Airlines’ meal policies and North America

By Meg Quinn Coulter
This item appears on page 22 of the November 2018 issue.

After taking the "Cities of Light" cruise-tour from Prague to Paris with Viking River Cruises, on Oct. 16, 2017, I flew from Paris to Montreal, continuing home to Los Angeles. Viking had arranged my flights, routing me on Air Canada (888/247-2262,, which I had not flown before.

On the flight out of Paris, I found the plane comfortable (I had an aisle seat two rows behind business class), and the meal, with wine, was adequate.

An hour after eating and just before landing, we were offered a hot wrap-type of sandwich. I declined, as it would have been awkward to carry, and I thought I'd be eating during my next flight in a few hours anyway.

Transiting in Montreal, I had less than an hour before my flight, but Customs and Immigration were handled quickly.

The next plane was much smaller, with seating 2 by 2 versus 2-4-2, but I again had an aisle seat just behind business class.

After an hour or so, they came around with soft drinks and water but no peanuts or pretzels. The water was served in carafes — tap water that was so heavily chlorinated, I found it undrinkable. (One could smell it two rows away!) No bottled water was used.

When I learned that the only food available had to be purchased* on this 7½-hour international flight, I had quite a go-around with the chief stewardess.
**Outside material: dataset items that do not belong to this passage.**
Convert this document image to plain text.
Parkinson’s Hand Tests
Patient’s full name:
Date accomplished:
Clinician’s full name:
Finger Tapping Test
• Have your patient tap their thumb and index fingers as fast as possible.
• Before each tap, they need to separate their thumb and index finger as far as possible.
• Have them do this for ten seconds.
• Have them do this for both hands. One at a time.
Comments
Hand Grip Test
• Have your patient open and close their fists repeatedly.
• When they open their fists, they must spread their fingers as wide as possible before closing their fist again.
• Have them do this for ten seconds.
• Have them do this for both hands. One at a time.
She said that three years earlier, Air Canada "and most other airlines" had decided that all flights in North America and the Caribbean would be considered domestic. Therefore, on those flights, most airlines had stopped offering free "niceties" such as food, pillows or blankets (although the latter could be purchased in a sealed packet for $9.50).

The stewardess did bring me a cup of hot water when I said I was chilled.

I should have been told before boarding that I would have to buy my food on the flight, which most people would consider to be an international flight.

Had I known, I would have purchased something at the airport before boarding. I certainly would have taken the wrap that I was offered just before landing in Montreal!

Los Angeles, CA

ITN emailed a copy of Ms. Coulter's letter to Air Canada and received the following response.

While we are pleased that Ms. Coulter enjoyed the international segment of her journey, it is disappointing to learn she was dissatisfied with the North American segment.

Typically, when customers purchase tickets on Air Canada, during the booking process before purchase and in their final itineraries it is stated clearly whether a complimentary meal is included or if customers will be offered our buy-on-board service, Air Canada Bistro. Given that another agency arranged this flight for the customer, it is unclear if this information was conveyed.

For your background, like most major North American carriers, Air Canada phased out complimentary meal service in the North American Economy cabin more than 10 years ago as we introduced an à la carte pricing model in order to offer everyday low fares.

Instead, we provide a buy-on-board service that has received high ratings ( As well, we accept credit cards on board, so there is no need for customers to change currency to avail themselves of these offerings. Meals can also be paid for in advance, at the time of booking.

We will certainly review this customer's comments, as we are highly focused on customer service and always aim to improve.

PETER FITZPATRICK, Media Relations Team (Ontario, Manitoba, USA and South America), Air Canada

* On April 4, 2018, Air Canada announced it was restructuring its economy-class options into five tiers, each with different inclusions. Passengers who purchase seats in the highest tier, Latitude, will receive a voucher for food and drinks. On the other four tiers, Comfort, Flex, Standard and Basic, any food desired still must be purchased.